Migrating to 64-bit in Xcode

You need Xcode 5 to update your iOS projects. Change the deployment target to 7.0. Change the the ARCHS build settings to “Standard Architectures (including 64-bit)”:


Choose the 64-bit simulator, or a 64-bit device, and then build. Fix any warnings and errors. Xcode automatically turns on some nice warning flags (such as “`-Wconversio`n) that we had to turn on manually back in the Mac 64-bit migration days.

If you get a build error “No architectures to compile for”, set the “Build Active Architecture Only” setting to “No.”

Be sure to actually test on 64-bit hardware. There is no substitute for running on an actual device. Macs are 64-bit architectures too, but there can be bugs that only manifest themselves on ARM.

Additional Resources

In addition to Mike Ash’s and Greg Parker’s articles mentioned earlier, Apple has an iOS transition guide. There is some good generally useful information in Apple’s Mac 64-bit migration guide). Also, if you happen to have Advanced Mac OS X Programming : The Big Nerd Ranch Guide lying around, chapter 2 has a discussion of 64-bittitude.

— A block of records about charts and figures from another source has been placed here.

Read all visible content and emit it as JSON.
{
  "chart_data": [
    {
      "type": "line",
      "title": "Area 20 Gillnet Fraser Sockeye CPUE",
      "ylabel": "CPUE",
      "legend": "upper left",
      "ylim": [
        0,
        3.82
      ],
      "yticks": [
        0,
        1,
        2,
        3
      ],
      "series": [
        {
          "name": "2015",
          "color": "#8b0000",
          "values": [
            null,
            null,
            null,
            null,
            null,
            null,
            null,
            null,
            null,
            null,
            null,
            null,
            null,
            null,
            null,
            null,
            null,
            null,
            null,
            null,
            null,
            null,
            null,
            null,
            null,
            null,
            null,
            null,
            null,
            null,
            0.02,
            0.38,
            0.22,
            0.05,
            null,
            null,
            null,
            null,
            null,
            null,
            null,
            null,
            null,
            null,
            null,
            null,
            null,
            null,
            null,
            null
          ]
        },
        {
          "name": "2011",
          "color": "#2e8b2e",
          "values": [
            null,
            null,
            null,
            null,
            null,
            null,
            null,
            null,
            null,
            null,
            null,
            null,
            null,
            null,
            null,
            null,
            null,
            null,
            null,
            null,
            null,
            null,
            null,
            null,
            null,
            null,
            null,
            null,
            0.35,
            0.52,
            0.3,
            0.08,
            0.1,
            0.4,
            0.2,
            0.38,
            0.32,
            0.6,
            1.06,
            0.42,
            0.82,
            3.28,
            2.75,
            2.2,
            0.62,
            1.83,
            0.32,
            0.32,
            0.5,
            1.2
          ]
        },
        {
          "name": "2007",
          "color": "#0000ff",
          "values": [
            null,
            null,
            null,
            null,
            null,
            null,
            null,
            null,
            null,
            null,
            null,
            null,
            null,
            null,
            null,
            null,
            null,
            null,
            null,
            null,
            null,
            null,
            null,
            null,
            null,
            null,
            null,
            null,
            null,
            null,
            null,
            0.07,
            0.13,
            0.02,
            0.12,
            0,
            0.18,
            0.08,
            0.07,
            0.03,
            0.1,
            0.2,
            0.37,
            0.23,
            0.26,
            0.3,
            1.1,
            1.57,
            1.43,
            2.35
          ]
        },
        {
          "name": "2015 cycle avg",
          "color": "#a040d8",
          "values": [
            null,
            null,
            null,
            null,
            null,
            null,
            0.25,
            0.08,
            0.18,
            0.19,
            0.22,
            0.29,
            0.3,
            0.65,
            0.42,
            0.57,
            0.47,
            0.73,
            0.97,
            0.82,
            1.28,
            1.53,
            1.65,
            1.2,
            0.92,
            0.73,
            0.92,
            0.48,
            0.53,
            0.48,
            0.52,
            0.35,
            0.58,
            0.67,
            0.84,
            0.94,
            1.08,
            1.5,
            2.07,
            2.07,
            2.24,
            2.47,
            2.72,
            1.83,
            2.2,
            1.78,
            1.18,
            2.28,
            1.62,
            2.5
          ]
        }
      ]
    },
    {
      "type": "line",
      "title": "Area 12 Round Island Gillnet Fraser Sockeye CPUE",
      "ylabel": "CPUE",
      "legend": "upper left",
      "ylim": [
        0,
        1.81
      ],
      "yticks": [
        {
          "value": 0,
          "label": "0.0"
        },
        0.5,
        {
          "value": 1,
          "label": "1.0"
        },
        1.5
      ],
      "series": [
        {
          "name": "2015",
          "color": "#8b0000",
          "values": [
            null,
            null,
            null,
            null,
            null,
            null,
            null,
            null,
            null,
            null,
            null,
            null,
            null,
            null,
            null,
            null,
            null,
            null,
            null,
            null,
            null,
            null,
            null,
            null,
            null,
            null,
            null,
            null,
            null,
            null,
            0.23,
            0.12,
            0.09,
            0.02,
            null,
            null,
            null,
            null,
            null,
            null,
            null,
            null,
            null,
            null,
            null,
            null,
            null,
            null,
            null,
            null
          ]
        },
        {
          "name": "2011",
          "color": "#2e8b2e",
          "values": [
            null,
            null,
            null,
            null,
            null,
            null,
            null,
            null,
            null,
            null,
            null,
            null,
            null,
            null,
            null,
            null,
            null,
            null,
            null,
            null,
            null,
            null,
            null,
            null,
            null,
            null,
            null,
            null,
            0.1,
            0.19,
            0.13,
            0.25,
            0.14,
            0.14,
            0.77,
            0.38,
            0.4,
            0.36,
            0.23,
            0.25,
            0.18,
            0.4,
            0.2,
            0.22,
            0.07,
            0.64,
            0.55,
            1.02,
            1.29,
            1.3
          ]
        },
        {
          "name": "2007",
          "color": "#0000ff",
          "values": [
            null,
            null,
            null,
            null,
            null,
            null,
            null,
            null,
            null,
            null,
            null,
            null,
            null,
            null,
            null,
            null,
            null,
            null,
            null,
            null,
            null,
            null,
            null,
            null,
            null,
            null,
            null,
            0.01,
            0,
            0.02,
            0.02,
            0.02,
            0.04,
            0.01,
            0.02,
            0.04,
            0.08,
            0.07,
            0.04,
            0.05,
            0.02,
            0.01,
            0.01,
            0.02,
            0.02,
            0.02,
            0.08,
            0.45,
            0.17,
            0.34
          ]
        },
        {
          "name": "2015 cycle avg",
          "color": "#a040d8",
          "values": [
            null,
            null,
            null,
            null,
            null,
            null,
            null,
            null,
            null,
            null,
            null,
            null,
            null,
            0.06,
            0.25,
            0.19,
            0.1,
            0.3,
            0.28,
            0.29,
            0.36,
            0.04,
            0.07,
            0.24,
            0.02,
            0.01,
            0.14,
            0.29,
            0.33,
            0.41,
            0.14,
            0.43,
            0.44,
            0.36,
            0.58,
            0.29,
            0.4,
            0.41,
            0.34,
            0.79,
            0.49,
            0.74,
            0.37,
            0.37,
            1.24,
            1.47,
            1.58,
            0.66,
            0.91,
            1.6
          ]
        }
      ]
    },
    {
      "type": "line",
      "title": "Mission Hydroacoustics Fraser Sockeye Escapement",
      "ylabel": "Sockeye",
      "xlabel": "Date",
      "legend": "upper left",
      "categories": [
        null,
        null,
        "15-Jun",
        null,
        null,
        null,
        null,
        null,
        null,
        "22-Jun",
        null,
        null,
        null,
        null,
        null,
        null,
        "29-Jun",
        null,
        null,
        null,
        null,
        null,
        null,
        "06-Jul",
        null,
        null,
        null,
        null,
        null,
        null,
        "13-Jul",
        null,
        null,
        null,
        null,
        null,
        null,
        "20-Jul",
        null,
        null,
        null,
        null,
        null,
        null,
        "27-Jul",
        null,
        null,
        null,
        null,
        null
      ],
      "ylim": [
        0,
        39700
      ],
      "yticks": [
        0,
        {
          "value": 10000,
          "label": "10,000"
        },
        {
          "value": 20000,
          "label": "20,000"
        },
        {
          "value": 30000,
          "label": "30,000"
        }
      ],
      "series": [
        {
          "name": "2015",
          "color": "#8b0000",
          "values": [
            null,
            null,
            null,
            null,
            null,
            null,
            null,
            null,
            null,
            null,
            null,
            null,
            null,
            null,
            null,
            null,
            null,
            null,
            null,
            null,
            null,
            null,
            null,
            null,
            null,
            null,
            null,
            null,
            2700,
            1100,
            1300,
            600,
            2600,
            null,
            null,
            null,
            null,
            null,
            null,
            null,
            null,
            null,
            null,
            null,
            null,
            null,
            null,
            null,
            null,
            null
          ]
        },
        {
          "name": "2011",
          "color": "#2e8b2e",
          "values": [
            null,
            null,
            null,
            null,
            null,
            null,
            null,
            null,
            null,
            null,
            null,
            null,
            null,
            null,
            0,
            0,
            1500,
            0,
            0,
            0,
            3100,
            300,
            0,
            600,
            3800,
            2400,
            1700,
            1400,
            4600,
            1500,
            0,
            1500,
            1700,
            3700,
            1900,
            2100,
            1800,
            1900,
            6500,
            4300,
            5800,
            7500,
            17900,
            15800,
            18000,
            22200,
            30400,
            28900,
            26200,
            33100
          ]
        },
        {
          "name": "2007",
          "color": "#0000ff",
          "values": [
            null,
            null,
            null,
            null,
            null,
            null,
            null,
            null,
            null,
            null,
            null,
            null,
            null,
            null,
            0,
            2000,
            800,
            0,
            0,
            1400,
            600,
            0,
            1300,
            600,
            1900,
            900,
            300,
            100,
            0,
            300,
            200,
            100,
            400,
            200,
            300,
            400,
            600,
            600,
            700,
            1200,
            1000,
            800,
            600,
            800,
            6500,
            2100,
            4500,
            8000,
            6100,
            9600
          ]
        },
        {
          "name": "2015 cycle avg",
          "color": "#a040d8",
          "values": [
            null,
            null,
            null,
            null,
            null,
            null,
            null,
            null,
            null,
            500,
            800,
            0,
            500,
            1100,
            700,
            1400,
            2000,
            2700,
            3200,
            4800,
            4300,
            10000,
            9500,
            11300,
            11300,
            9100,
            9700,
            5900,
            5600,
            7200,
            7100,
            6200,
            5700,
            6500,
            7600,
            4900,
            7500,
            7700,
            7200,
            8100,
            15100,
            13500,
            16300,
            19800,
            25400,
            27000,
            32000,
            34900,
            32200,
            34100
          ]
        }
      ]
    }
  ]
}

The Auxiliary Tools download (you’ll have to search for “Auxiliary Tools” once you get there) includes a tool called ConvertCocoa64, which uses a tops script to perform some mechanical operations on your code. This shipped when the mac moved to 64 bit, and was primarily used to change <code>ints to NSIntegers and floats to CGFloats, flags all of your printf-style format strings with warnings so that you’ll reevaluate them, changes some api to use NSInteger forms, and drops warnings for things it finds questionable, such as using INT_MAX or FLT_MAX, which don’t make sense to compare against 64-bit values. It’s not designed for iOS, but could be illuminating what it changes. Because you are using source code control, you can always back out changes you don’t like.

RET {Xm}

This is an exciting time, getting 64 bit processors in our pockets. Like any change in technology, there are positives and negatives, and you need to weight the short-term cost with any long-term gain a 64-bit migration would entail. Even if you never ship a 64-bit version of your software, it’s worth the effort to even do a perfunctory 64-bit compile and run to fix warnings and errors that come up.